Un dispositif pluridisciplinaire ainsi qu’un échange, dans certains cas, sociologique ou anthropologique du milieu familial et social pourrait utilement être transposé pour être utilisé par les juges d’instruction.

#3#III - Propositions de l’AFMJF

1 - Saisine systématique des juges des enfants en assistance éducative dans le cas d’enfant victime de violences sexuelles ou non dès lors que celles-ci sont d’origine intra-familiales.

2 - Rappeler l’application de l’article 706-49 du CPP : le procureur de la république ou le juge d’instruction informe sans délai le juge des enfants de l’existence d’une procédure concernant un enfant victime d’une infraction de nature sexuelle et lui en communique toutes pièces utiles dès lors qu’une procédure d’assistance éducative a été ouverte.

3 - Spécialisation des juges d’instruction mineurs victimes et mineurs délinquants.

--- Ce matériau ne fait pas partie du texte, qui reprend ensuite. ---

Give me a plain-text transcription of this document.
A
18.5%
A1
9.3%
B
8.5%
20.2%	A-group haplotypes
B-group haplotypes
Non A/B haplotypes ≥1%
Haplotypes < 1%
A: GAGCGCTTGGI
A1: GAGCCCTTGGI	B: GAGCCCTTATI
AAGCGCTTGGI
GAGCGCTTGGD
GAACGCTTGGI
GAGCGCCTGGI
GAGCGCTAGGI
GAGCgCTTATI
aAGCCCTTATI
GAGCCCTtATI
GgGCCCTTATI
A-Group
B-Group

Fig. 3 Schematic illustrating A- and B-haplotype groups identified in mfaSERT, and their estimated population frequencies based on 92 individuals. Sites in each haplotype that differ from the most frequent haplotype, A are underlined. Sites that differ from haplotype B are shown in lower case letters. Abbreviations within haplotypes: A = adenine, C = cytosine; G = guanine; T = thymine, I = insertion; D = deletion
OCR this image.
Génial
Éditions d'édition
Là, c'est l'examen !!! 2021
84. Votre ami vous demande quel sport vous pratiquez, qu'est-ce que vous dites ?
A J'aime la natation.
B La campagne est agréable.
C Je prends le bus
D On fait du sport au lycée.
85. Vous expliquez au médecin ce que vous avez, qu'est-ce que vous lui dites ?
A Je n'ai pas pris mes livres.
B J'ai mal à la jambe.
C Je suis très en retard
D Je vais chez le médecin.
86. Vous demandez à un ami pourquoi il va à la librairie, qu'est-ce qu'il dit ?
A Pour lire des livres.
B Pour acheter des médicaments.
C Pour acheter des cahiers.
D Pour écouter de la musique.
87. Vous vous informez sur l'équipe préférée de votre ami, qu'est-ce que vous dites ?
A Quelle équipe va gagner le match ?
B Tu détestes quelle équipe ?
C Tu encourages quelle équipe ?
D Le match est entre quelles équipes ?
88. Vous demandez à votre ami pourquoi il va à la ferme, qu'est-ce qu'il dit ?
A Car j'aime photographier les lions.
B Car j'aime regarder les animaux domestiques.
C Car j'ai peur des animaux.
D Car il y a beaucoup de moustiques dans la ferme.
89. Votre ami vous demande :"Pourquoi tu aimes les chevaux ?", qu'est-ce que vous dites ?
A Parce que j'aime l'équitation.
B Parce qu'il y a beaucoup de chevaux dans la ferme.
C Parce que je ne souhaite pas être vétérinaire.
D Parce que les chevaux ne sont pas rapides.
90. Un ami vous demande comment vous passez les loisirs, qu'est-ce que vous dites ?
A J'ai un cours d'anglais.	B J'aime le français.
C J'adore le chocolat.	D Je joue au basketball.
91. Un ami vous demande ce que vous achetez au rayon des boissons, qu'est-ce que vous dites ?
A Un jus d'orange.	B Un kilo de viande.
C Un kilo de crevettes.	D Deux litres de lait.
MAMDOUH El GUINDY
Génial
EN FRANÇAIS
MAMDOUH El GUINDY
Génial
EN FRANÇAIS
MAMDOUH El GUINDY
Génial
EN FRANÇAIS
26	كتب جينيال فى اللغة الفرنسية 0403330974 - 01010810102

4 - Créer des articulations procédurales entre assistance éducative et pénal :

  • a - Avis obligatoire du juge des enfants sur les mesures pouvant affecter la relation parent/enfants ;
  • b - Consultation du dossier d’assistance éducative ou demande de note de synthèse au juge des enfants à l’occasion de l’audience semestrielle de la chambre d’instruction sur l’état et la poursuite de l’instruction ;
  • c - Information systématique du juge des enfants saisi des suites données aux investigations (classement sans suite, ordonnance de renvoi, jugements) ;
  • d - Création de « conférences de procédure » entre juge des enfants et juge d’instruction ;
  • e - Sessions de formation pluridisciplinaires regroupant magistrats, éducateurs, psychologues et psychiatres avec études de dossiers pour faire émerger de bonnes pratiques ;
  • f - Module de formation continue pour juges d’instruction et juges des enfants sur l’articulation des procédures ;
  • g - Expertises à redéfinir : expertises familiales à favoriser qui permettent d’éclairer le fonctionnement familial ; expertises de crédibilité à réexaminer ;
  • h - Recommander la nomination d’administrateurs ad hoc différents du service gardien de l’enfant ;
  • i - Favoriser le rôle et la formation des administrateurs ad hoc (autres que l’ASE) dans l’articulation des saisines et décisions des juges d’instruction et des juges des enfants.